Though India’s GDP growth has recovered from the 6% lows at the end of the UPA regime, its sustainability will depend on socio-political conditions in the country, and not merely on ‘economic fundamentals’. Economists acknowledge that economic fundamentals depend on many intangibles: such as the ‘mood’ of markets, the ‘confidence’ of investors, and the ‘trust’ of citizens in the country’s institutions. Among these intangibles, a fundamental one is the perception of ‘unfairness’ in the system.
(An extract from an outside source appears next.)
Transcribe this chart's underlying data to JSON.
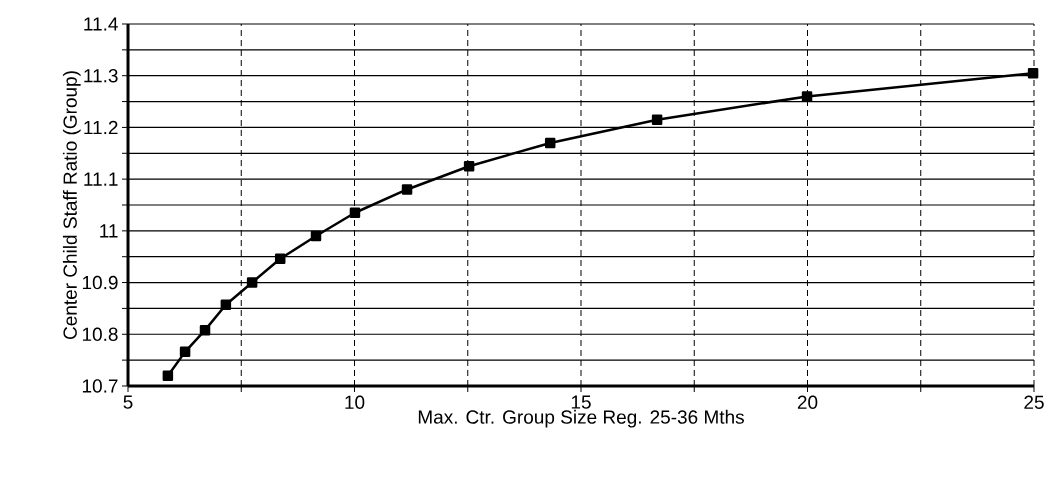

It is very difficult to find an objective measure of fairness. For example, what should be a fair differential among top earners and median earners in a firm? Some economists dismiss the concern about differentials, which range to over 300% in many firms. They calculate that if the money that these executives earn were to be redistributed to others, incomes of the less paid would rise very little. According to the American Enterprise Institute, if the $6.75 billion compensation earned by the 500 chief executives of the S&P 500 firms were redistributed to their employees, each would get only $69 more.
But the point is not about the additional dollars employees would get. The anger is about differentials and ‘unfairness’. Do the high earners really deserve that much? Are they really that much better at what they do than the rest of us? The people below see the system, which is controlled by the high earners themselves, as an unfair one. And so they become angry at the system. This was a principal cause of the anger that drove the Occupy Wall Street movement. Nurses, firefighters and soldiers could not accept that financial analysts, stock brokers, and hedge fund traders, all of whom were merely making money out of money and keeping a lot of it for themselves, were hundreds of times more worthy human beings than they were. There is something wrong with a system that considers such high earnings and wealth of some as well-deserved, the protesters say, when they work hard and struggle for much less.
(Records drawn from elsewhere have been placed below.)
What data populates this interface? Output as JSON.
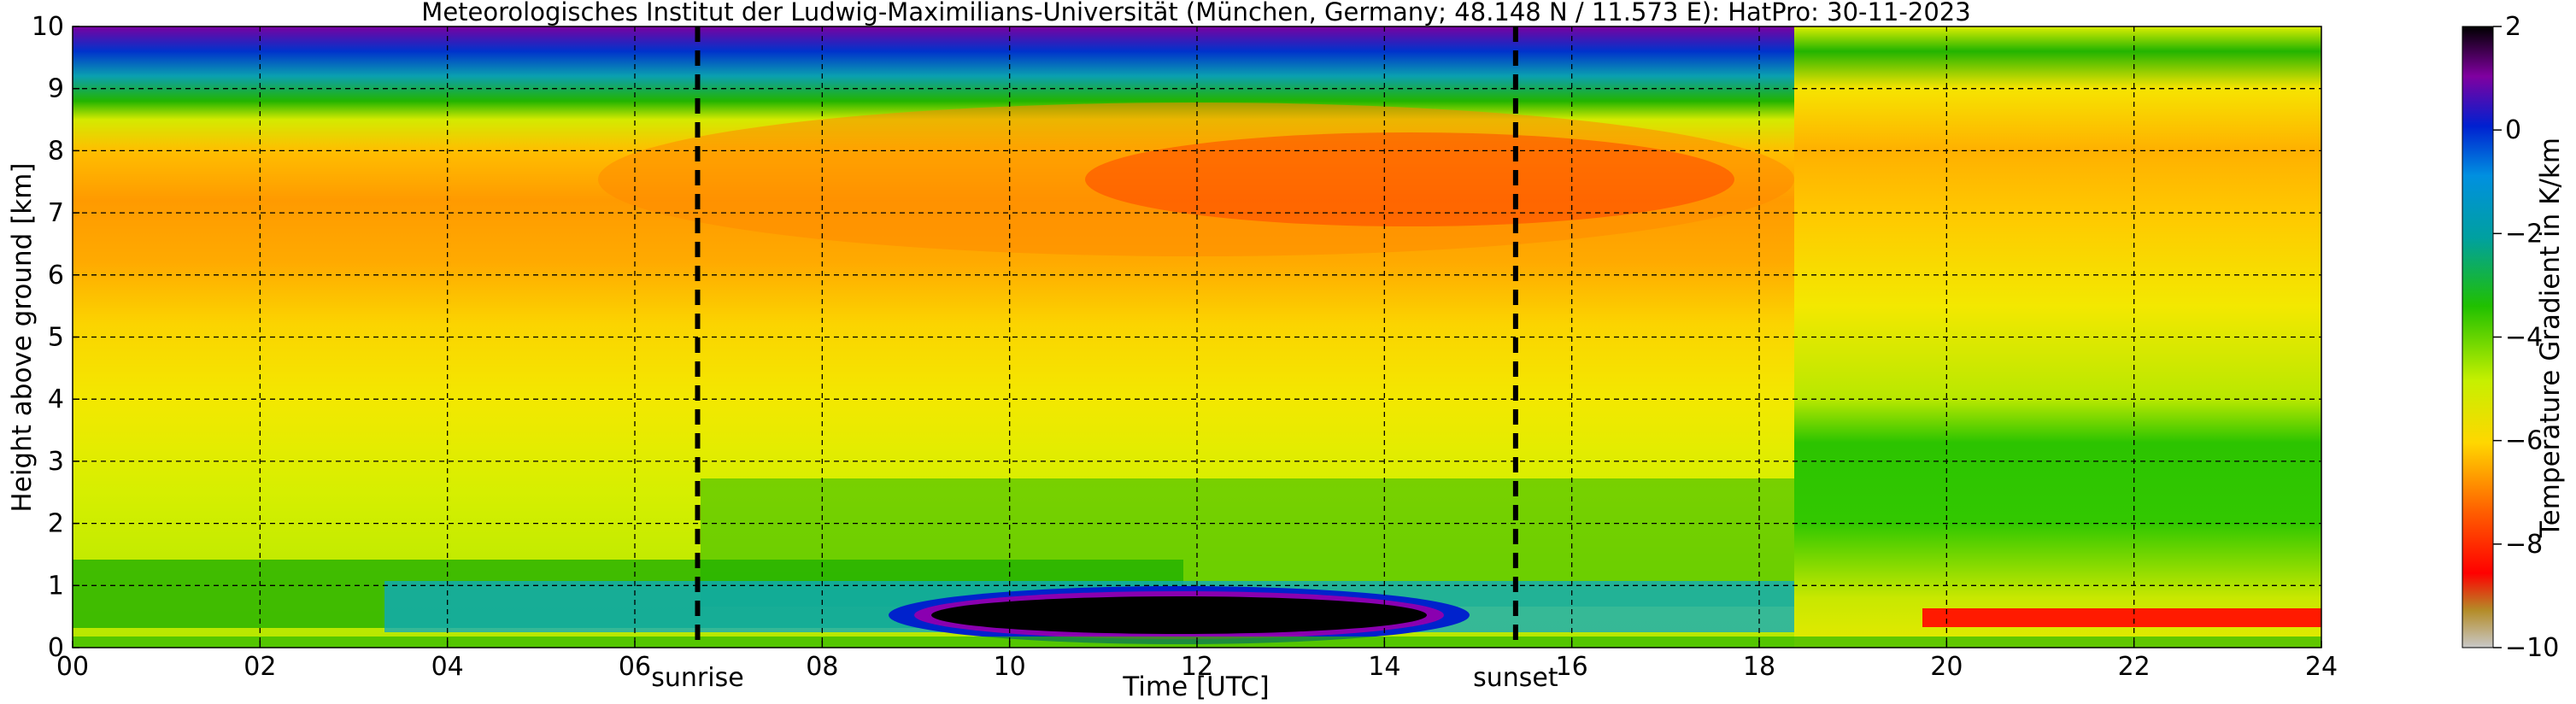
{
  "chart_data": {
    "type": "heatmap",
    "title": "Meteorologisches Institut der Ludwig-Maximilians-Universität (München, Germany; 48.148 N / 11.573 E):    HatPro: 30-11-2023",
    "xlabel": "Time [UTC]",
    "ylabel": "Height above ground [km]",
    "x_unit": "hours UTC",
    "xlim": [
      0,
      24
    ],
    "ylim": [
      0,
      10
    ],
    "x_ticks": [
      "00",
      "02",
      "04",
      "06",
      "08",
      "10",
      "12",
      "14",
      "16",
      "18",
      "20",
      "22",
      "24"
    ],
    "y_ticks": [
      "0",
      "1",
      "2",
      "3",
      "4",
      "5",
      "6",
      "7",
      "8",
      "9",
      "10"
    ],
    "grid": true,
    "annotations": [
      {
        "label": "sunrise",
        "x": 6.67
      },
      {
        "label": "sunset",
        "x": 15.4
      }
    ],
    "colorbar": {
      "label": "Temperature Gradient in K/km",
      "range": [
        -10,
        2
      ],
      "ticks": [
        "2",
        "0",
        "−2",
        "−4",
        "−6",
        "−8",
        "−10"
      ]
    },
    "approx_field": [
      {
        "height_km": [
          9.5,
          10
        ],
        "time_h": [
          0,
          3
        ],
        "gradient_K_per_km": 1.5
      },
      {
        "height_km": [
          9,
          9.5
        ],
        "time_h": [
          0,
          3
        ],
        "gradient_K_per_km": -1
      },
      {
        "height_km": [
          6,
          8
        ],
        "time_h": [
          9,
          18.3
        ],
        "gradient_K_per_km": -7.5
      },
      {
        "height_km": [
          2,
          3.5
        ],
        "time_h": [
          18.3,
          24
        ],
        "gradient_K_per_km": -4.5
      },
      {
        "height_km": [
          0.2,
          0.7
        ],
        "time_h": [
          9.5,
          14
        ],
        "gradient_K_per_km": 1.8
      },
      {
        "height_km": [
          0.3,
          0.6
        ],
        "time_h": [
          20,
          24
        ],
        "gradient_K_per_km": -8.5
      }
    ]
  }
}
One solution for this mal-distribution of wealth and income, according to some of those who feel they are unfairly deprived, is to demand their share through quotas and laws. With this, the political game shifts to a sharing of the pie rather than increasing it. Sadly the Indian system, with reservations on the basis of castes, has gone that way. Now many communities, who are a part of the aspirational middle of India and hardly at the bottom, want their share: the Patels in Gujarat, the Gurjars in Rajasthan, and Marathas in Maharashtra. This is the recipe for Atakta Bharat, in which the political system is bogged down with claims by many sub-castes and communities for their shares, and the economy is stifled with demands for grabbing more rather than making more.
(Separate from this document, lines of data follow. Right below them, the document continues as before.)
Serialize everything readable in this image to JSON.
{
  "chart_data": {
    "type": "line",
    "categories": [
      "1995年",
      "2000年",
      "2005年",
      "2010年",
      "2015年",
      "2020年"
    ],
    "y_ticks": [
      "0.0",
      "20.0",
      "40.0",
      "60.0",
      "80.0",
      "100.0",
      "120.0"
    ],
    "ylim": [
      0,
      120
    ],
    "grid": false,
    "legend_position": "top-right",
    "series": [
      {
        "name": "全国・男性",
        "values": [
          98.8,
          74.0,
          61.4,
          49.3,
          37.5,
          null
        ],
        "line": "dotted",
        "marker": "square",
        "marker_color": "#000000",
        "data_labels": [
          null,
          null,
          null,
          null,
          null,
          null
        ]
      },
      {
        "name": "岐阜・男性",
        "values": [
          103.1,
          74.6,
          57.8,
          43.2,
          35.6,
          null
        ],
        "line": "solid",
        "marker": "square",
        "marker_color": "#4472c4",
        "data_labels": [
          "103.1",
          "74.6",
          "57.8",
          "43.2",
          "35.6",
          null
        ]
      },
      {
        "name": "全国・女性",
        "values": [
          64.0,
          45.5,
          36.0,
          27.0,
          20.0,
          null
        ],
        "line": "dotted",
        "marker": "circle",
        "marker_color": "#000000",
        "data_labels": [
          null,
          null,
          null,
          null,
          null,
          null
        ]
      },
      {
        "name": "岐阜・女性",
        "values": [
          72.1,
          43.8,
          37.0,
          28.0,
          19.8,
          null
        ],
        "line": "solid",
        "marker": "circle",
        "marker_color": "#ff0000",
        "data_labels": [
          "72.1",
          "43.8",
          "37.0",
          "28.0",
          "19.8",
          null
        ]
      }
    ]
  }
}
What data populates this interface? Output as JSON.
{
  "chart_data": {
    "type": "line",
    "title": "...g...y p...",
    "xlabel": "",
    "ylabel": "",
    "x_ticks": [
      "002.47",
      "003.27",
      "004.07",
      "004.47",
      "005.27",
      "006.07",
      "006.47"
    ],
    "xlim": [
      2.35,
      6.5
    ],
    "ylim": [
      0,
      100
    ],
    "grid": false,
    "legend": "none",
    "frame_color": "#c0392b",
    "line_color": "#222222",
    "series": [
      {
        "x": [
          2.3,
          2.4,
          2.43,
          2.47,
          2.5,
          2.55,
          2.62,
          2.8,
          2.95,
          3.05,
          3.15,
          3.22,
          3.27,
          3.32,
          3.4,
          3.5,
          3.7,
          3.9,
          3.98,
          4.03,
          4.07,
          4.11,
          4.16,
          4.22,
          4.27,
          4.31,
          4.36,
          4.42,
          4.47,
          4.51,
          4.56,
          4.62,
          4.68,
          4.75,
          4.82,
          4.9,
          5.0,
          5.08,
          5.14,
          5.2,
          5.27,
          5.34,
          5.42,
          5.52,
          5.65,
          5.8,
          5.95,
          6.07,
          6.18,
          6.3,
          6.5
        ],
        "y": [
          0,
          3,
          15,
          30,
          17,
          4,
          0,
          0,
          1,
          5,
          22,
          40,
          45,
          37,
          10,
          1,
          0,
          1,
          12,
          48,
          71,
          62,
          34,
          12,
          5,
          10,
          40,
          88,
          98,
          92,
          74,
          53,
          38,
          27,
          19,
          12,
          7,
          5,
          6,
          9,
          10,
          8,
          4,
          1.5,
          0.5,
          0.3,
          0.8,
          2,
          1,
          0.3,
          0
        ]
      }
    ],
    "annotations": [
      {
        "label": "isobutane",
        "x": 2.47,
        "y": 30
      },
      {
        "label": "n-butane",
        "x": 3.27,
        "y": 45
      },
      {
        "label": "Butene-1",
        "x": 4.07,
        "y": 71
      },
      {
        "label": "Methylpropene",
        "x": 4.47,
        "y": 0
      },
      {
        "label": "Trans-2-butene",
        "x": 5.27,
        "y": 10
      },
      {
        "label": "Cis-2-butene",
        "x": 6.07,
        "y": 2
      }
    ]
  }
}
Capitalism is defended by John Plender, in his book, Capitalism: Money, Morals, and Markets, as the best among alternative systems. He cites Winston Churchill’s similar defense of democracy as, while not a good enough system of government, nevertheless the best among alternatives. These are unsustainable defenses. The people protesting against the system are not demanding the replacement of capitalism and democracy—at least not yet. They want democracy and capitalism to be improved—to become more inclusive and more fair. Therefore, defending the present capitalist system as it is, by pointing out that many have come out of poverty and that average incomes have risen with it, is not a satisfactory defense.
People want the system to be more fair than they perceive it to be. Therefore it must be reformed. There must be good dialogues soon with stakeholders about the shape of the reforms; or expect more protests and violence.